L’évolution de la maladie peut être progressive. Dans les premiers temps, le lymphœdème peut rester réversible. Le membre atteint peut notamment gonfler au cours de la journée puis retrouver un volume plus proche de la normale après une période de repos, notamment durant la nuit. À ce stade, une pression exercée avec le doigt sur la zone gonflée peut laisser temporairement une dépression dans la peau. Il s’agit du « signe du godet », qui peut orienter le professionnel de santé vers un problème de rétention de liquide. Lorsque le phénomène persiste, les tissus peuvent cependant se modifier. Le gonflement devient plus important et tend à ne plus disparaître complètement. La peau s’épaissit progressivement et devient plus ferme. Des infections cutanées répétées peuvent également favoriser l’aggravation de la situation. À un stade avancé, le membre atteint peut présenter une peau particulièrement épaisse, dure et marquée par des replis. C’est cette évolution importante du lymphœdème qui peut conduire à l’aspect caractéristique de l’éléphantiasis.
L’éléphantiasis n’a toutefois pas une cause unique. Dans les régions tropicales, la filariose lymphatique constitue l’une des principales causes de formes importantes de lymphœdème.
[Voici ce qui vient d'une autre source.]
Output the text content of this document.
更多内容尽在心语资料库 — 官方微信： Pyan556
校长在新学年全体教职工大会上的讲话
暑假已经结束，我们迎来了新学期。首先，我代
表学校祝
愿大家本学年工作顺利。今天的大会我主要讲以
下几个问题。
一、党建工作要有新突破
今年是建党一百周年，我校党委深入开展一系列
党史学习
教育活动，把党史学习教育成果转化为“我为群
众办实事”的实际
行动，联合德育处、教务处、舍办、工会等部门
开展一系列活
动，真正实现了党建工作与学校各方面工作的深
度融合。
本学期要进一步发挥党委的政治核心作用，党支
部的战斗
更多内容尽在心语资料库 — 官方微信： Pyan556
Cette maladie parasitaire est provoquée par des vers microscopiques transmis à l’être humain par certaines piqûres de moustiques. Les parasites peuvent atteindre le système lymphatique et perturber progressivement la circulation de la lymphe. Cette atteinte peut entraîner des gonflements chroniques des membres ou, dans certains cas, des organes génitaux. Une autre affection pouvant provoquer un lymphœdème chronique est la podoconiose. Moins connue du grand public, elle est associée à une exposition prolongée aux particules de certains sols volcaniques, notamment chez des personnes travaillant régulièrement pieds nus. D’autres situations peuvent également endommager le système lymphatique. Certains cancers, des interventions chirurgicales ou encore des traitements par radiothérapie peuvent ainsi entraîner un lymphœdème secondaire.
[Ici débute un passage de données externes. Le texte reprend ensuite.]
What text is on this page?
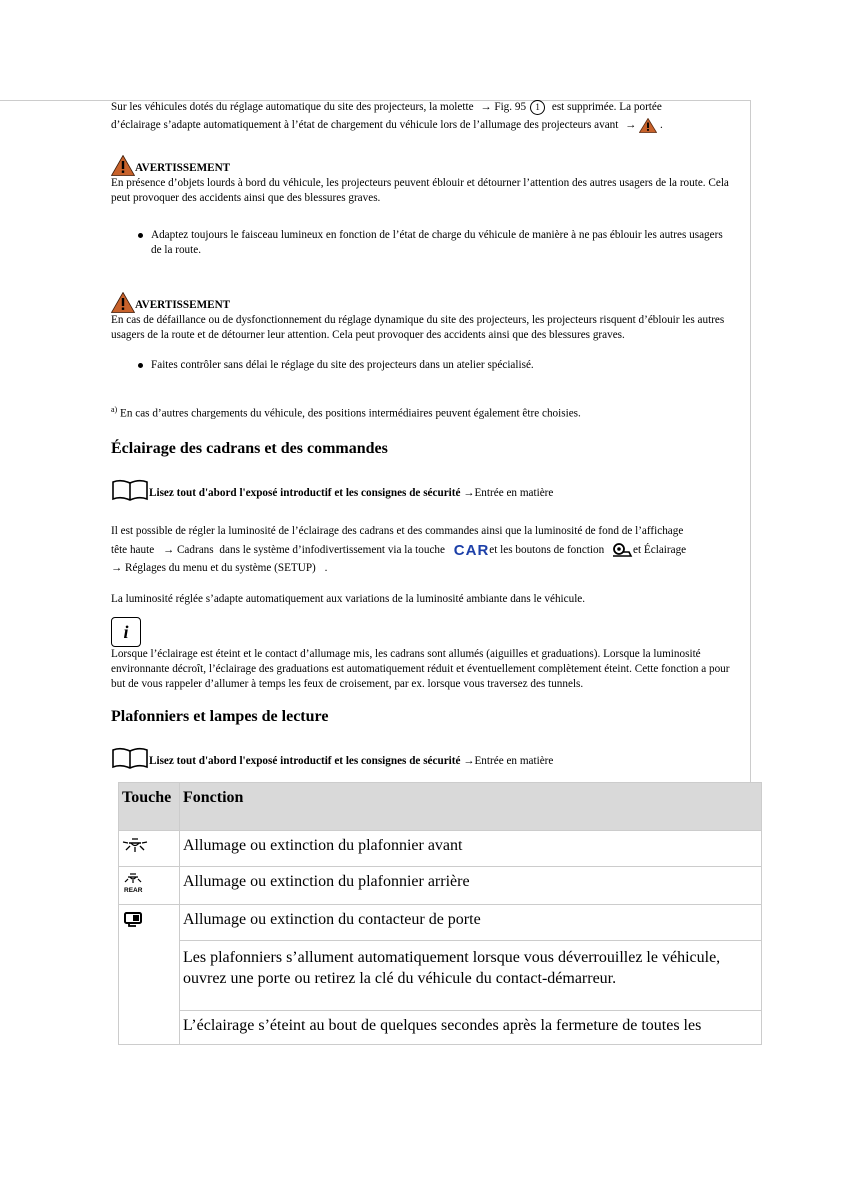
Sur les véhicules dotés du réglage automatique du site des projecteurs, la molette → Fig. 95 1 est supprimée. La portée
d’éclairage s’adapte automatiquement à l’état de chargement du véhicule lors de l’allumage des projecteurs avant → .
AVERTISSEMENT
En présence d’objets lourds à bord du véhicule, les projecteurs peuvent éblouir et détourner l’attention des autres usagers de la route. Cela peut provoquer des accidents ainsi que des blessures graves.
Adaptez toujours le faisceau lumineux en fonction de l’état de charge du véhicule de manière à ne pas éblouir les autres usagers de la route.
AVERTISSEMENT
En cas de défaillance ou de dysfonctionnement du réglage dynamique du site des projecteurs, les projecteurs risquent d’éblouir les autres usagers de la route et de détourner leur attention. Cela peut provoquer des accidents ainsi que des blessures graves.
Faites contrôler sans délai le réglage du site des projecteurs dans un atelier spécialisé.
$^{a)}$ En cas d’autres chargements du véhicule, des positions intermédiaires peuvent également être choisies.
Éclairage des cadrans et des commandes
Lisez tout d'abord l'exposé introductif et les consignes de sécurité →Entrée en matière
Il est possible de régler la luminosité de l’éclairage des cadrans et des commandes ainsi que la luminosité de fond de l’affichage
tête haute → Cadrans dans le système d’infodivertissement via la touche CARet les boutons de fonction	et Éclairage
→ Réglages du menu et du système (SETUP) .
La luminosité réglée s’adapte automatiquement aux variations de la luminosité ambiante dans le véhicule.
i
Lorsque l’éclairage est éteint et le contact d’allumage mis, les cadrans sont allumés (aiguilles et graduations). Lorsque la luminosité environnante décroît, l’éclairage des graduations est automatiquement réduit et éventuellement complètement éteint. Cette fonction a pour but de vous rappeler d’allumer à temps les feux de croisement, par ex. lorsque vous traversez des tunnels.
Plafonniers et lampes de lecture
Lisez tout d'abord l'exposé introductif et les consignes de sécurité →Entrée en matière
Touche	Fonction
	Allumage ou extinction du plafonnier avant

REAR	Allumage ou extinction du plafonnier arrière
	Allumage ou extinction du contacteur de porte
	Les plafonniers s’allument automatiquement lorsque vous déverrouillez le véhicule, ouvrez une porte ou retirez la clé du véhicule du contact-démarreur.
	L’éclairage s’éteint au bout de quelques secondes après la fermeture de toutes les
Le traitement ne peut donc pas être le même pour tous les patients. Il dépend notamment de l’origine du lymphœdème, de son ancienneté et de son stade d’évolution. Certaines mesures permettent de limiter le gonflement et les complications. L’hygiène rigoureuse de la peau, les exercices physiques adaptés, l’élévation du membre atteint et, dans certaines situations, la compression peuvent contribuer à améliorer la circulation lymphatique et à réduire l’œdème. Lorsque la filariose lymphatique est identifiée, un traitement antiparasitaire adapté peut être indiqué. Dans certaines formes particulièrement avancées, une prise en charge chirurgicale peut également être envisagée. Mais la prévention demeure un élément essentiel. Dans les zones exposées à la filariose, la protection contre les piqûres de moustiques contribue à réduire le risque d’infection. Le port de chaussures peut également contribuer à prévenir certaines formes de podoconiose dans les régions concernées.
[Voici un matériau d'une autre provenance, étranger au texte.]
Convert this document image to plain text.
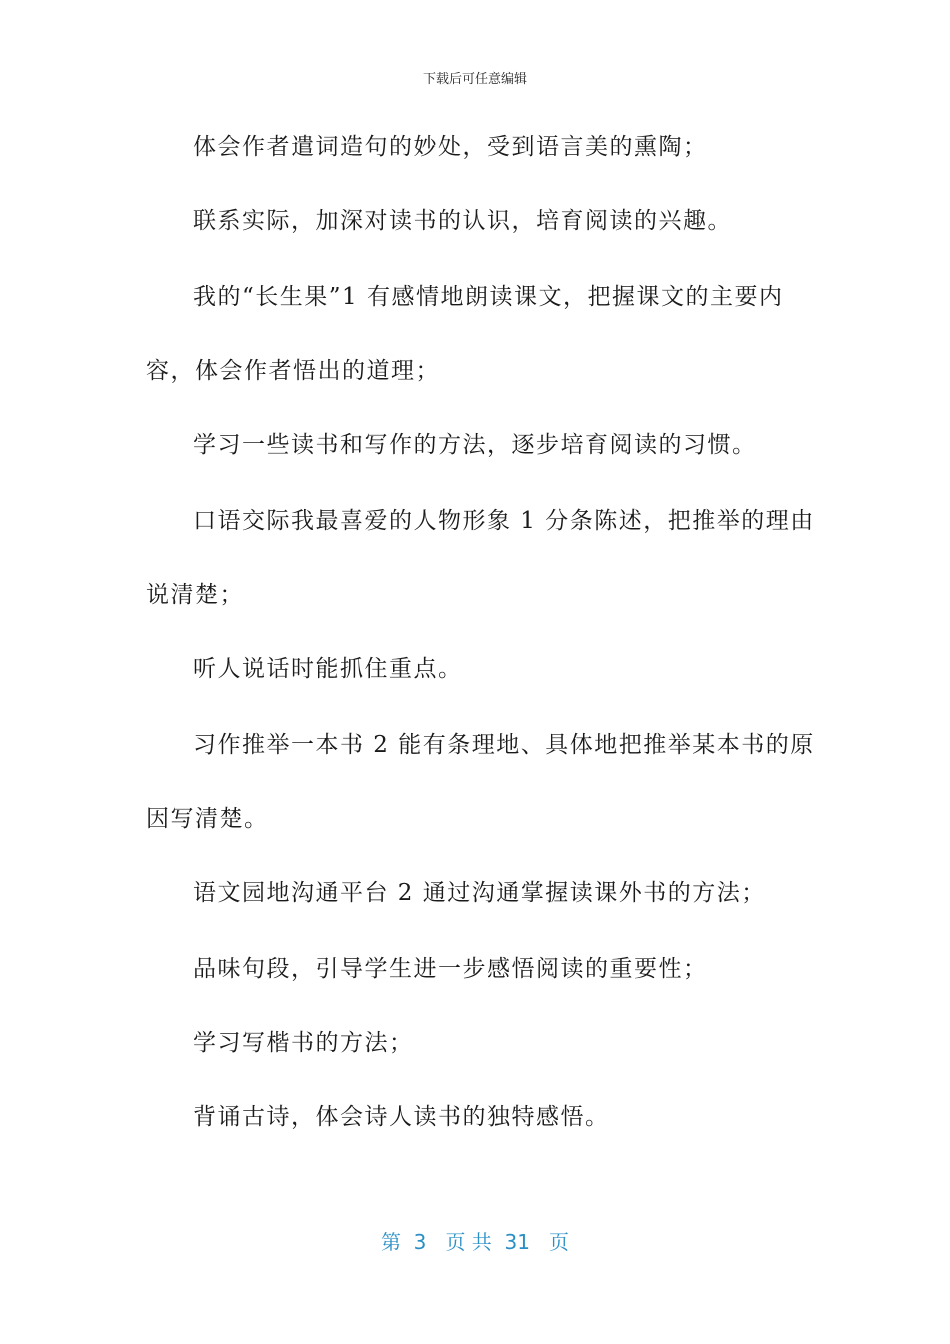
下载后可任意编辑
体会作者遣词造句的妙处，受到语言美的熏陶；
联系实际，加深对读书的认识，培育阅读的兴趣。
我的“长生果”1 有感情地朗读课文，把握课文的主要内
容，体会作者悟出的道理；
学习一些读书和写作的方法，逐步培育阅读的习惯。
口语交际我最喜爱的人物形象 1 分条陈述，把推举的理由
说清楚；
听人说话时能抓住重点。
习作推举一本书 2 能有条理地、具体地把推举某本书的原
因写清楚。
语文园地沟通平台 2 通过沟通掌握读课外书的方法；
品味句段，引导学生进一步感悟阅读的重要性；
学习写楷书的方法；
背诵古诗，体会诗人读书的独特感悟。
第  3   页 共  31   页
L’éléphantiasis reste une maladie susceptible d’avoir d’importantes conséquences physiques et sociales lorsqu’elle n’est pas prise en charge. Pourtant, certaines personnes atteintes peuvent tarder à consulter en raison de la stigmatisation ou d’interprétations attribuant leur état à des causes surnaturelles. Pour le Dr Oscar GBEKE, un gonflement persistant d’un membre, une modification progressive de la peau ou toute augmentation inhabituelle du volume d’une partie du corps doivent conduire à rechercher une cause médicale.
En somme, la présence d’une « grosse jambe » ne constitue donc pas, en elle-même, la preuve d’un phénomène spirituel. Derrière cette manifestation peut se trouver une affection du système lymphatique dont la cause doit être recherchée par un professionnel de santé. Face à un gonflement qui persiste ou s’aggrave, le réflexe doit ainsi être la consultation médicale. Car mieux comprendre la maladie, c’est aussi réduire les préjugés qui entourent encore certaines de ses manifestations.